C) Timing of genome doubling estimated using copy number and LOH profiles. Each bar represents one genome-doubled tumour and its height corresponds to the proportion of AB – proportion AA or BB copy number states. Tumour genomes where the majority of losses to two copies are likely to have occurred after genome doubling are shown in red (n =130; proportion AB > proportion AA or BB), whereas those where the majority of losses are likely to have occurred before doubling are shown in blue (n=66; proportion AB < proportion AA or BB).

D) Flow cytometry shows a >4N population in the MIN colon cancer cell line HCT-116. 2N, 4N and <4N populations are indicated on the flow cytometry plot.

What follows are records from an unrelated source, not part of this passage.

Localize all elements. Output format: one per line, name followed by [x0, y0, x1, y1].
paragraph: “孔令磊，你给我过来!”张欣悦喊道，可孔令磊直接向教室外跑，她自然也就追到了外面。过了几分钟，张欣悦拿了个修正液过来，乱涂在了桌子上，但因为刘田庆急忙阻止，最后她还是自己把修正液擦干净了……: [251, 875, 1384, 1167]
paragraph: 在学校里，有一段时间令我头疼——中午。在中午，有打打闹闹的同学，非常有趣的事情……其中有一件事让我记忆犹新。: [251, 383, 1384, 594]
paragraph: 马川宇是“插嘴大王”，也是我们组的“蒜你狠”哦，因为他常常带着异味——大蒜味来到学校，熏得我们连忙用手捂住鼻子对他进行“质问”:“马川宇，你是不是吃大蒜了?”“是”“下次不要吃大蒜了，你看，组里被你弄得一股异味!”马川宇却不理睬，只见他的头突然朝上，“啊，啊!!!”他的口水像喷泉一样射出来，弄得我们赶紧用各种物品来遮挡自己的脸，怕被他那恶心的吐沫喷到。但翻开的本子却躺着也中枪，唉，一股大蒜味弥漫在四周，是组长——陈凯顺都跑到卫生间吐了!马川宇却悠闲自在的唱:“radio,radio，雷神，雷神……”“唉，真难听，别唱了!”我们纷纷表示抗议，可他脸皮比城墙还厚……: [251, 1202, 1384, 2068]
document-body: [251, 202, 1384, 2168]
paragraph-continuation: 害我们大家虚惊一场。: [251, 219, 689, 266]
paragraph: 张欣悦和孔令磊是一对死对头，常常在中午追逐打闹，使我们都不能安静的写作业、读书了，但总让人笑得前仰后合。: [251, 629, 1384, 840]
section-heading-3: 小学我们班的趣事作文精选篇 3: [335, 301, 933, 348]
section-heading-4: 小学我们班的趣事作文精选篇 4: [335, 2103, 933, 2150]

E) Cloning efficiency of 2N and >4N cells is shown with mean and standard error of mean (3 experiments). Tetraploid cloning efficiency was significantly lower than diploid cloning efficiency (P=0.0322, Student’s t-test). Diploid cloning efficiency was assessed using CellTiter-Blue (CTB) reagent (colonies were identified as wells with CTB value >1.5x mean average of blank wells) and the Poisson-corrected cloning efficiency was calculated (see Methods). Tetraploid cloning efficiency was calculated by verifying the percentage of surviving tetraploid clones using flow cytometry (flow cytometry data not shown).

F) After single-cell sorting, DNA content was assessed by flow cytometry with Hoescht staining. Two tetraploid clones (TC 3 and TC 4, at passage 3), one diploid clone (DC 8) and HCT-116 are shown.

G) Flow cytometry of the diploid clone DC 8 also shows a small >4N sub-population. Two further diploid clones (DC-14 and DC-25) and four tetraploid clone (TC-13, TC-16, TC-17 and TC-35) were isolated from DC 8, and their DNA content as assessed by flow cytometry with Hoescht staining is shown (passage 3).

H) LOH states of early (passage 5) diploid and tetraploid clones analysed by SNP6.0. Dark-blue LOH events in tetraploid clones are likely to have occurred prior to genome doubling. A barplot depicting the proportion of the genome displaying LOH is shown above, the black dotted line depicts the mean proportion LOH in diploids. The majority of LOH events are present in both diploid and tetraploid clones.

I) A family tree depicting all diploid and tetraploid clones used in this study. Tetraploid clones are shown in red; diploid clones in blue.